Deep Neural Networks (DNNs) have revolutionized numerous computational fields, from image and speech recognition to autonomous driving and natural language processing. Yet, the substantial computational and energy requirements of DNNs, particularly Convolutional Neural Networks (CNNs), pose significant obstacles to their deployment on resource-constrained edge devices. This thesis presents SPARO, a novel Scalable Sparsity-Aware Event-Driven Architecture designed to overcome these challenges by effectively exploiting sparsity in both neural network weights and activations.
SPARO’s architecture is founded upon a unique event-driven dataflow that harnesses the inherent sparsity of CNNs, thereby reducing computational burden and energy consumption. This dataflow is strategically divided into two distinct phases: the Update Phase and the Fire Phase. During the Update Phase, all computations essential for incoming events are executed, while the Fire Phase is dedicated to applying non-linear activation functions and pooling operations to the output feature maps (OFM). This meticulously designed phased approach streamlines data handling, eliminates redundant computations, and significantly boosts overall processing efficiency.
A cornerstone of SPARO’s innovation is its dynamic weight reuse mechanism, which intelligently maximizes the reuse of weights across multiple events.
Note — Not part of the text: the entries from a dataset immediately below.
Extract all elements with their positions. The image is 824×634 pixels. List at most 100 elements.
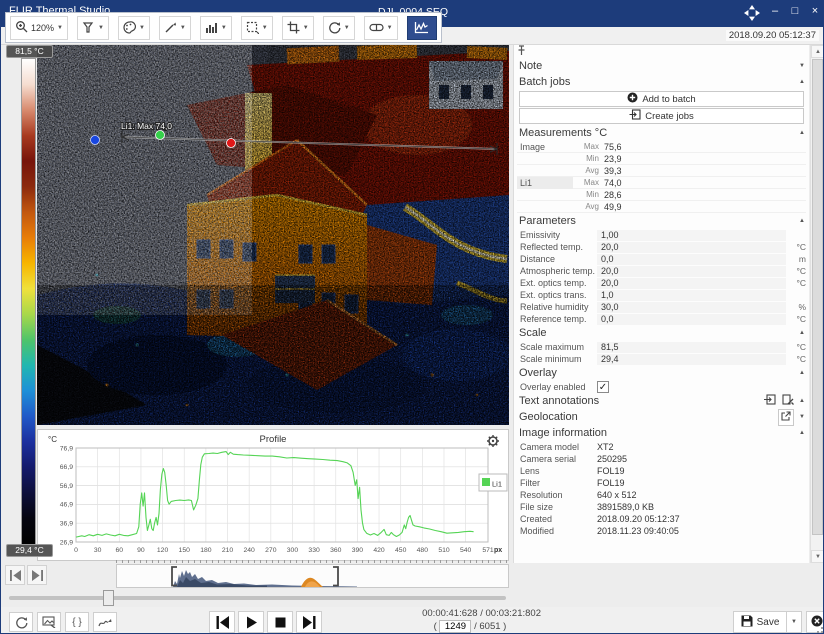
section-header-image-information[interactable]: Image information ▲ — [514, 425, 809, 441]
info-label: Created — [517, 514, 597, 524]
scroll-down-icon[interactable]: ▼ — [811, 550, 824, 563]
pin-icon[interactable] — [517, 48, 526, 59]
section-header-note[interactable]: Note ▼ — [514, 58, 809, 74]
section-header-measurements[interactable]: Measurements °C ▲ — [514, 125, 809, 141]
table-row: FilterFOL19 — [517, 477, 806, 489]
time-display: 00:00:41:628 / 00:03:21:802 ( / 6051 ) — [399, 608, 541, 633]
section-header-geolocation[interactable]: Geolocation ▼ — [514, 409, 809, 425]
svg-text:420: 420 — [373, 547, 385, 554]
frame-suffix: ) — [503, 621, 506, 632]
plot-button[interactable] — [407, 16, 437, 40]
scale-min-badge: 29,4 °C — [6, 544, 53, 557]
scale-value-field[interactable]: 29,4 — [597, 354, 786, 365]
max-marker-dot[interactable] — [227, 139, 236, 148]
measure-name — [517, 153, 573, 165]
param-value-field[interactable]: 30,0 — [597, 302, 786, 313]
add-to-batch-button[interactable]: Add to batch — [519, 91, 804, 107]
palette-button[interactable]: ▼ — [118, 16, 150, 40]
import-annotation-icon[interactable] — [763, 394, 776, 408]
measure-stat: Min — [573, 154, 599, 163]
scroll-up-icon[interactable]: ▲ — [811, 45, 824, 58]
line-endpoint-dot[interactable] — [156, 131, 165, 140]
info-value: 2018.09.20 05:12:37 — [597, 514, 680, 524]
info-label: Camera serial — [517, 454, 597, 464]
skip-to-start-button[interactable] — [209, 611, 235, 633]
play-button[interactable] — [238, 611, 264, 633]
table-row: Ext. optics temp.20,0°C — [517, 277, 806, 289]
section-header-batch-jobs[interactable]: Batch jobs ▲ — [514, 74, 809, 90]
param-value-field[interactable]: 0,0 — [597, 314, 786, 325]
chevron-down-icon: ▼ — [139, 25, 145, 31]
min-marker-dot[interactable] — [91, 136, 100, 145]
parameters-table: Emissivity1,00 Reflected temp.20,0°C Dis… — [514, 229, 809, 325]
table-row: Reflected temp.20,0°C — [517, 241, 806, 253]
seek-slider-track[interactable] — [9, 596, 506, 600]
scale-value-field[interactable]: 81,5 — [597, 342, 786, 353]
svg-text:540: 540 — [460, 547, 472, 554]
move-icon[interactable] — [743, 4, 761, 22]
braces-metadata-button[interactable]: { } — [65, 612, 89, 632]
scrollbar-thumb[interactable] — [812, 59, 823, 535]
table-row: Created2018.09.20 05:12:37 — [517, 513, 806, 525]
svg-text:360: 360 — [330, 547, 342, 554]
param-value-field[interactable]: 20,0 — [597, 266, 786, 277]
minimize-icon[interactable]: – — [765, 1, 785, 21]
table-row: Emissivity1,00 — [517, 229, 806, 241]
fusion-button[interactable]: ▼ — [364, 16, 398, 40]
measure-value: 75,6 — [599, 142, 622, 152]
signature-button[interactable] — [93, 612, 117, 632]
color-distribution-button[interactable]: ▼ — [77, 16, 109, 40]
param-unit: % — [786, 302, 806, 312]
span-histogram-strip[interactable] — [116, 564, 509, 588]
section-header-scale[interactable]: Scale ▲ — [514, 325, 809, 341]
overlay-enabled-label: Overlay enabled — [517, 382, 597, 392]
info-value: 640 x 512 — [597, 490, 637, 500]
zoom-level: 120% — [31, 23, 54, 33]
skip-to-end-button[interactable] — [296, 611, 322, 633]
measure-value: 23,9 — [599, 154, 622, 164]
goto-first-frame-button[interactable] — [5, 565, 25, 585]
time-separator: / — [480, 608, 483, 619]
stop-button[interactable] — [267, 611, 293, 633]
panel-scrollbar[interactable]: ▲ ▼ — [810, 45, 824, 563]
histogram-button[interactable]: ▼ — [200, 16, 232, 40]
param-value-field[interactable]: 0,0 — [597, 254, 786, 265]
param-value-field[interactable]: 1,00 — [597, 230, 786, 241]
section-header-text-annotations[interactable]: Text annotations ▲ — [514, 393, 809, 409]
chart-settings-gear-icon[interactable] — [487, 435, 499, 447]
selection-button[interactable]: ▼ — [241, 16, 273, 40]
param-value-field[interactable]: 20,0 — [597, 242, 786, 253]
maximize-icon[interactable]: □ — [785, 1, 805, 21]
span-right-bracket[interactable] — [333, 567, 338, 586]
resize-grip[interactable] — [816, 626, 824, 634]
section-header-parameters[interactable]: Parameters ▲ — [514, 213, 809, 229]
rotate-button[interactable]: ▼ — [323, 16, 355, 40]
save-options-dropdown[interactable]: ▼ — [787, 611, 802, 633]
export-frame-button[interactable] — [37, 612, 61, 632]
chevron-down-icon: ▼ — [57, 25, 63, 31]
measurement-tool-button[interactable]: ▼ — [159, 16, 191, 40]
loop-button[interactable] — [9, 612, 33, 632]
param-value-field[interactable]: 1,0 — [597, 290, 786, 301]
goto-last-frame-button[interactable] — [27, 565, 47, 585]
save-button[interactable]: Save — [733, 611, 787, 633]
create-jobs-button[interactable]: Create jobs — [519, 108, 804, 124]
close-icon[interactable]: × — [805, 1, 824, 21]
open-map-icon[interactable] — [778, 409, 794, 426]
table-row: Avg49,9 — [517, 201, 806, 213]
profile-panel: °C Profile 26,936,946,956,966,976,903060… — [37, 429, 509, 561]
overlay-enabled-checkbox[interactable]: ✓ — [597, 381, 609, 393]
crop-button[interactable]: ▼ — [282, 16, 314, 40]
svg-text:330: 330 — [308, 547, 320, 554]
section-header-overlay[interactable]: Overlay ▲ — [514, 365, 809, 381]
zoom-dropdown[interactable]: 120% ▼ — [10, 16, 68, 40]
svg-text:150: 150 — [179, 547, 191, 554]
measure-name — [517, 189, 573, 201]
svg-text:300: 300 — [287, 547, 299, 554]
edit-annotation-icon[interactable] — [782, 394, 794, 408]
thermal-image-canvas[interactable]: Li1: Max 74,0 — [37, 45, 509, 425]
frame-number-input[interactable] — [439, 620, 471, 633]
section-title: Scale — [519, 327, 547, 339]
seek-slider-handle[interactable] — [103, 590, 114, 606]
param-value-field[interactable]: 20,0 — [597, 278, 786, 289]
This significantly reduces the number of weight fetches needed, thereby improving arithmetic intensity. Furthermore, SPARO leverages advanced sparse data representation techniques to minimize memory usage and further enhance computational efficiency.
The efficacy of SPARO is demonstrated through comprehensive evaluations using both synthetic benchmarks and real-world CNN applications, such as gesture recognition and object detection. In the same form-factor, SPARO achieves an impressive 8.5x speedup compared to the baseline Seneca system, delivering real-time performance while consuming only 14% of the energy for the TinyYolo vision task.